Function - changeImage

This particular function is very straight forward. It receives the ID of the image element that needs changed and the new source(src) for that image. It then finds the HTML element by using getElementById and sets the source(src) attribute with setAttribute. Short, simple and sweet. This simple function has a myriad of uses beyond our scrollbar.

Function - scrollImages

This function is the workhorse of our project. It receives a single parameter that tells us which direction to scroll. Our next order of business is to check and see if we are at the beginning or end. If we can't move the up or down in the image collection we're all done and no other code gets executed. If we can move a direction we increment or decrement our index values (imageIndexFirst and imageIndexLast) that help us keep track of where we are in the collection. We also make sure that our previous and next “buttons” are the color black. If we need to gray one out because we have reached the beginning or the end we'll catch that in the next if statement.

Now for the fun part. We use our local currentIndex variable to get image path info out of our image array. We change the index in a specific order based on our scroll direction. If we are scrolling up (right) we change our images from right to left by incrementing the index.

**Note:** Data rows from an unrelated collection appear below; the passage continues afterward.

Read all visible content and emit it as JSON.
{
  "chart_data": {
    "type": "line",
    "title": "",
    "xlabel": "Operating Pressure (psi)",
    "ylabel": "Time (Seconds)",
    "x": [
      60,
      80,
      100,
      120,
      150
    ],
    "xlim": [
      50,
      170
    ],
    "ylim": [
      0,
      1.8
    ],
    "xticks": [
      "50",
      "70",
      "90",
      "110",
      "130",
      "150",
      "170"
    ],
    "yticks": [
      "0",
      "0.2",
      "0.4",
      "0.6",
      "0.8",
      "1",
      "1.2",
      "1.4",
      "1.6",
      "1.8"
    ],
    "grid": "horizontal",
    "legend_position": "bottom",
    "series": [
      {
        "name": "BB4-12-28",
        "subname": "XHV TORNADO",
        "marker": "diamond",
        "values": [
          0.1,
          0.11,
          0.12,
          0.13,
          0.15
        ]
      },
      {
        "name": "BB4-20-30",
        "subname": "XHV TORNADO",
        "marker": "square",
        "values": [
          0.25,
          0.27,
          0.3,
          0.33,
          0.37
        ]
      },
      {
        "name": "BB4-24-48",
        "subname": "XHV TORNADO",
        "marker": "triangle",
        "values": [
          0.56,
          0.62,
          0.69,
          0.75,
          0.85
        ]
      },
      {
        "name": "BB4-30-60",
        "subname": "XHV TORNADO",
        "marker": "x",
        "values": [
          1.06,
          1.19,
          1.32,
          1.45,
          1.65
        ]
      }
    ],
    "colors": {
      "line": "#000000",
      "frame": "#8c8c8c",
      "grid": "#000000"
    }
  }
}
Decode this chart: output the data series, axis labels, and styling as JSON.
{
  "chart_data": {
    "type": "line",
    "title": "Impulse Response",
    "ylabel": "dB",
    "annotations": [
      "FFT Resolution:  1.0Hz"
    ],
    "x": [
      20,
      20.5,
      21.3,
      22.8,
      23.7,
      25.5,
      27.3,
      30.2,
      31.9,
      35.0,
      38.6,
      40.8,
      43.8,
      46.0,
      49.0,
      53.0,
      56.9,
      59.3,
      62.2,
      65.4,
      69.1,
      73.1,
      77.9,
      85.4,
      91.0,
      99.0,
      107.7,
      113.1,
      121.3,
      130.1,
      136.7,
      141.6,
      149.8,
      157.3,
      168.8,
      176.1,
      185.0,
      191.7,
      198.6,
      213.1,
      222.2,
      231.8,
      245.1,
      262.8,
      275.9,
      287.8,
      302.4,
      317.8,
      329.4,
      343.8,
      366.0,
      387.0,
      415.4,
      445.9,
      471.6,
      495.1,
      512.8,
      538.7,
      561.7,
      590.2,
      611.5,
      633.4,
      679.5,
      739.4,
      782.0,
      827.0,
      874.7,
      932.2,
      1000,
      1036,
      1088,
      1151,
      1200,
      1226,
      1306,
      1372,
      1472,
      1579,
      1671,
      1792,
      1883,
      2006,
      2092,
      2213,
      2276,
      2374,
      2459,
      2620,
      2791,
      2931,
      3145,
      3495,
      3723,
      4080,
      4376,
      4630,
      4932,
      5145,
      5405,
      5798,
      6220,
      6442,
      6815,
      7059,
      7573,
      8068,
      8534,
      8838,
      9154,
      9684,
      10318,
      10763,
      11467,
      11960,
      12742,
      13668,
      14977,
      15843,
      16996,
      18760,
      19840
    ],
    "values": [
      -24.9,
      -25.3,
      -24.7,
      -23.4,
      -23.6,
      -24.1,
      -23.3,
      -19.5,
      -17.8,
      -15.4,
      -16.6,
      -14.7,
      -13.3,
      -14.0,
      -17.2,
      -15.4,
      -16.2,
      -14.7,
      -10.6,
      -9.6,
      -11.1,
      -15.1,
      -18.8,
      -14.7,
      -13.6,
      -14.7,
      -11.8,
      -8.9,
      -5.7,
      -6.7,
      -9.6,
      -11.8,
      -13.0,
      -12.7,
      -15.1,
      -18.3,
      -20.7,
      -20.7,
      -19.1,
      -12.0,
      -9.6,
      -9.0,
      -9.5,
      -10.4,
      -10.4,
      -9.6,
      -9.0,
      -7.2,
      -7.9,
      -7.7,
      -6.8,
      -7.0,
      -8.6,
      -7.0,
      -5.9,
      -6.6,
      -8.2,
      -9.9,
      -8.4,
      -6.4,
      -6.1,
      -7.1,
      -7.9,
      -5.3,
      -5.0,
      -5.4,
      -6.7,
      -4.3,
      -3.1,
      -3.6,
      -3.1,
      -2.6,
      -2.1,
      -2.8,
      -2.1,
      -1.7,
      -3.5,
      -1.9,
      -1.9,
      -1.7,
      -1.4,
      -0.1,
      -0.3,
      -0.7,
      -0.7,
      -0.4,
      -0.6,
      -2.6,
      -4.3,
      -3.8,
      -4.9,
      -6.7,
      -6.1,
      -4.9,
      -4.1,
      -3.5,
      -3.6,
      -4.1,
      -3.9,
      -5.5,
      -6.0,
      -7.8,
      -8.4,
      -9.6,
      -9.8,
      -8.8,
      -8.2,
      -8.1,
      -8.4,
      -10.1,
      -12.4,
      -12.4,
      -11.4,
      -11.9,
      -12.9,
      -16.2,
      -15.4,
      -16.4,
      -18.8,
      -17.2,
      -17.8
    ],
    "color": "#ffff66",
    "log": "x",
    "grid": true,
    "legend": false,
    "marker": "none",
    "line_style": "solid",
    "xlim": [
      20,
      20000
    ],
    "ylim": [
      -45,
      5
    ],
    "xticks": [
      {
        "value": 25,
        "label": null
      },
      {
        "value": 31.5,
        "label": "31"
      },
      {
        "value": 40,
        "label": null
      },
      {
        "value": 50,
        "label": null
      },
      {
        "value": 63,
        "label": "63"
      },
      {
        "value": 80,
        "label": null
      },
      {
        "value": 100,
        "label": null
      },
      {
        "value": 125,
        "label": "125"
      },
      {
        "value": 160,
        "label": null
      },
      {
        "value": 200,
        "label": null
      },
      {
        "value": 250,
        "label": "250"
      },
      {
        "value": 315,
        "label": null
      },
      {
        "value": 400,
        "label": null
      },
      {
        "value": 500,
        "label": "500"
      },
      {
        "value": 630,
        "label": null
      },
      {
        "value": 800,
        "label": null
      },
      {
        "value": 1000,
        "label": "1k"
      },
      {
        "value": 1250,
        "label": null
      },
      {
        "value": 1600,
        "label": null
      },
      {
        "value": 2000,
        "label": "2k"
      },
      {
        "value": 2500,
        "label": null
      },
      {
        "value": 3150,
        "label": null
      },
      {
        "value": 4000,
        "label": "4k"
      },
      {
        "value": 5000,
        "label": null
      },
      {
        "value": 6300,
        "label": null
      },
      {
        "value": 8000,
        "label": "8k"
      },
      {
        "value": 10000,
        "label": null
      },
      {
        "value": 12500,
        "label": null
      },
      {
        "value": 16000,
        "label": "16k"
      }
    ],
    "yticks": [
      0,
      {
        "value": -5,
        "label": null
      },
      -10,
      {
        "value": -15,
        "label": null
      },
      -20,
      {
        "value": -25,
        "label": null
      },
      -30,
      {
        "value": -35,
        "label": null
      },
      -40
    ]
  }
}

Moving our scrollbar down (left) we change our images from left to right. We also use setTimeout when we call our changeImage function. This causes a specific delay before the function is called. We stagger the delays by a quarter of a second (25 milliseconds) so that we can create a pseudo animation effect.

The last thing we need to do is determine whether or not to continue scrolling. Before we do that, however, we want to give the user time to move the pointer off of the “button” so we use setTimeout to delay calling the scrollAgain function which determines whether to continue scrolling.

Function - scrollAgain

This simple function takes a look at our continueScroll variable that we use to determine whether we should continue scrolling. If the value of continueScroll is 1 then we keep going by calling the scrollImages function again, otherwise we do nothing and scrolling stops.

Function - scrollPrevious

This function kicks off the scrolling process by setting the continueScroll variable to 1 and calling the scrollImages function with parameter value of “down”.

Function - scrollNext

This function also kicks off the scrolling process by setting the continueScroll variable to 1 and calling the scrollImages function with parameter value of “up”.

Function - scrollStop

This function sets the value of the continueScroll variable to 0 which will stop the scrolling process the next time the scrollAgain function is executed.

The HTML

For the most part the HTML in our project is just a collection of image elements in a table. What you will need to note is the fact that each of our thumbnail images has a specific ID assigned to it so that our changeImage function can find them. The cells for our previous and next “buttons” also have specific ID values assigned so that we can change the style attribute to gray out buttons when required. The cells also include the onmouseover event which calls our scrollPrevious and scrollNext functions. This starts the scrolling process. The other event we use is the onmouseout which calls our scrollStop function so that we can stop the scrolling process when the user moves their pointer off of the “button”.

Conclusion

This is a very simple to implement bit of JavaScript that creates an easily managed effect. It's a great space saver when you need to get a lot of images on a page but just don't have the space. Try customizing it by changing the number of thumbnails, playing with the setTimeout delay values, or changing the number of image paths in the array. You can also use the onmouseover and onmouseout events with other elements like span and img if you don't like my basic “buttons”.

Now, before you start sending your emails telling me how I can consolidate my code, keep in mind I intentionally was more verbose than necessary for the beginners. Happy coding!